A truthful answer to this question can only be given by the individual respondent, so my answer is simply that of my own point of view.
Tom is, in my perspective, definitely a worse person than the other prominent residents. It should be noted that "Puritans" is probably an improper application of the term here, as the Puritan culture and tradition was largely limited to a time period prior to Tom's story. Nevertheless the impression holds; that despite being a religious society strongly concerned with moral behavior and superstition, the failings of human nature and hypocrisy plague these people.
Tom, however, is distinctly worse than evidently fallible dignitaries such as Peabody and Crowninshield. While these men have sins that have apparently caused their moral demise, evident in the poor state of the trees which represent them, they did not do these things with a direct mind to serve the Devil in the process (or so we may assume). Nor did they, as far as we know, sell their souls in order to attain their stature.

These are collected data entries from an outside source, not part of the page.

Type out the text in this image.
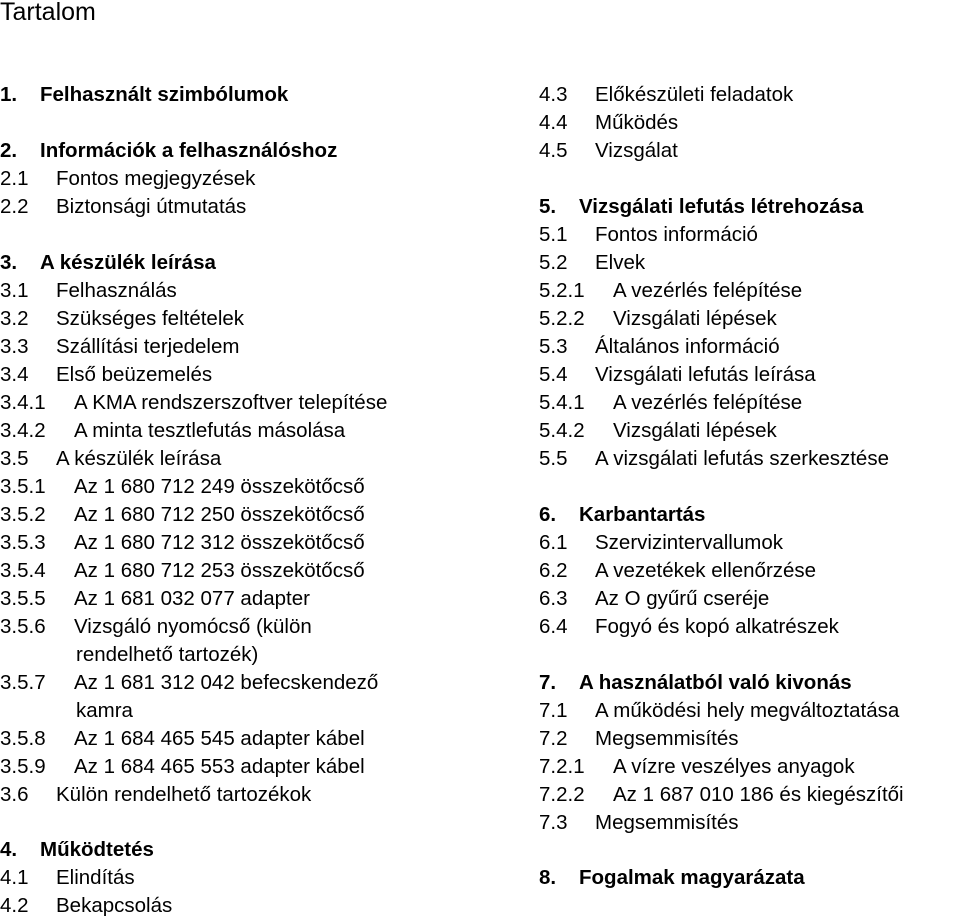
Tartalom
1. Felhasznált szimbólumok
2. Információk a felhasználóshoz
2.1 Fontos megjegyzések
2.2 Biztonsági útmutatás
3. A készülék leírása
3.1 Felhasználás
3.2 Szükséges feltételek
3.3 Szállítási terjedelem
3.4 Első beüzemelés
3.4.1 A KMA rendszerszoftver telepítése
3.4.2 A minta tesztlefutás másolása
3.5 A készülék leírása
3.5.1 Az 1 680 712 249 összekötőcső
3.5.2 Az 1 680 712 250 összekötőcső
3.5.3 Az 1 680 712 312 összekötőcső
3.5.4 Az 1 680 712 253 összekötőcső
3.5.5 Az 1 681 032 077 adapter
3.5.6 Vizsgáló nyomócső (külön
rendelhető tartozék)
3.5.7 Az 1 681 312 042 befecskendező
kamra
3.5.8 Az 1 684 465 545 adapter kábel
3.5.9 Az 1 684 465 553 adapter kábel
3.6 Külön rendelhető tartozékok
4. Működtetés
4.1 Elindítás
4.2 Bekapcsolás
4.3 Előkészületi feladatok
4.4 Működés
4.5 Vizsgálat
5. Vizsgálati lefutás létrehozása
5.1 Fontos információ
5.2 Elvek
5.2.1 A vezérlés felépítése
5.2.2 Vizsgálati lépések
5.3 Általános információ
5.4 Vizsgálati lefutás leírása
5.4.1 A vezérlés felépítése
5.4.2 Vizsgálati lépések
5.5 A vizsgálati lefutás szerkesztése
6. Karbantartás
6.1 Szervizintervallumok
6.2 A vezetékek ellenőrzése
6.3 Az O gyűrű cseréje
6.4 Fogyó és kopó alkatrészek
7. A használatból való kivonás
7.1 A működési hely megváltoztatása
7.2 Megsemmisítés
7.2.1 A vízre veszélyes anyagok
7.2.2 Az 1 687 010 186 és kiegészítői
7.3 Megsemmisítés
8. Fogalmak magyarázata
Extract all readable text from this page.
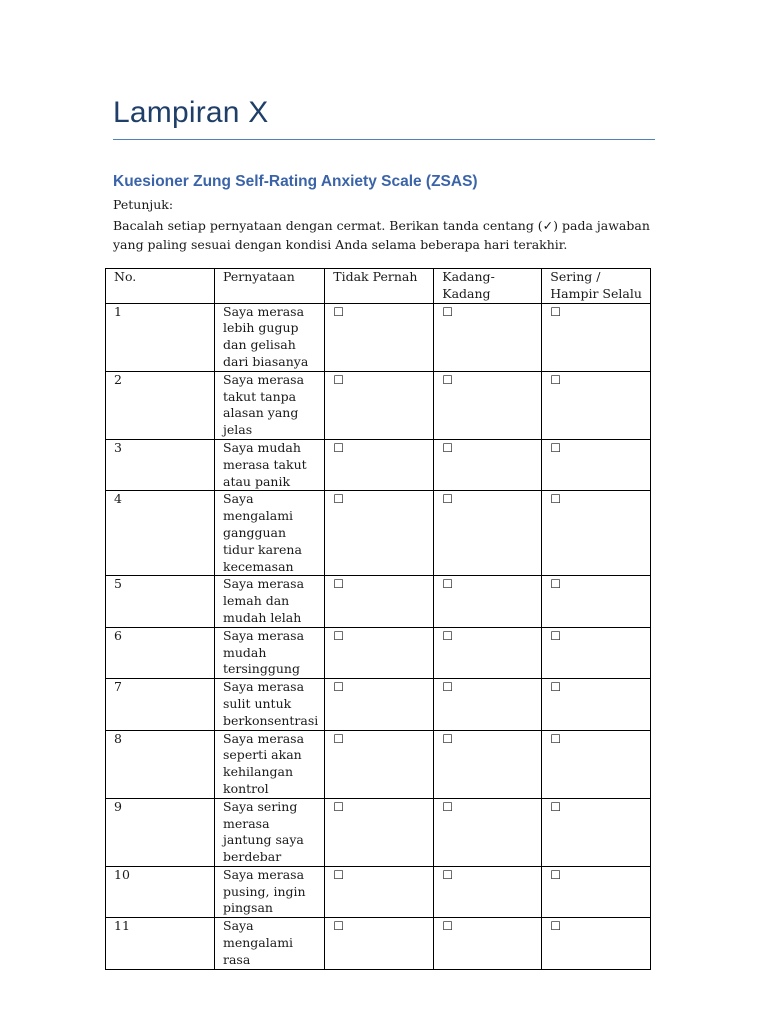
Lampiran X
Kuesioner Zung Self-Rating Anxiety Scale (ZSAS)
Petunjuk:
Bacalah setiap pernyataan dengan cermat. Berikan tanda centang (✓) pada jawaban yang paling sesuai dengan kondisi Anda selama beberapa hari terakhir.
No.	Pernyataan	Tidak Pernah	Kadang-Kadang	Sering / Hampir Selalu
1	Saya merasa lebih gugup dan gelisah dari biasanya	☐	☐	☐
2	Saya merasa takut tanpa alasan yang jelas	☐	☐	☐
3	Saya mudah merasa takut atau panik	☐	☐	☐
4	Saya mengalami gangguan tidur karena kecemasan	☐	☐	☐
5	Saya merasa lemah dan mudah lelah	☐	☐	☐
6	Saya merasa mudah tersinggung	☐	☐	☐
7	Saya merasa sulit untuk berkonsentrasi	☐	☐	☐
8	Saya merasa seperti akan kehilangan kontrol	☐	☐	☐
9	Saya sering merasa jantung saya berdebar	☐	☐	☐
10	Saya merasa pusing, ingin pingsan	☐	☐	☐
11	Saya mengalami rasa	☐	☐	☐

Despite their failings, we may assume that such people were nevertheless better off in terms of moral wholesomeness, because they did not specifically set out on these paths with the intention of defying and actively working against the "godly" plain laid out for them by the terms of their society and religion. Tom demonstrates a greater degree of evil because he sacrifices his humanity for personal gain, then perpetuates himself upon the suffering of others.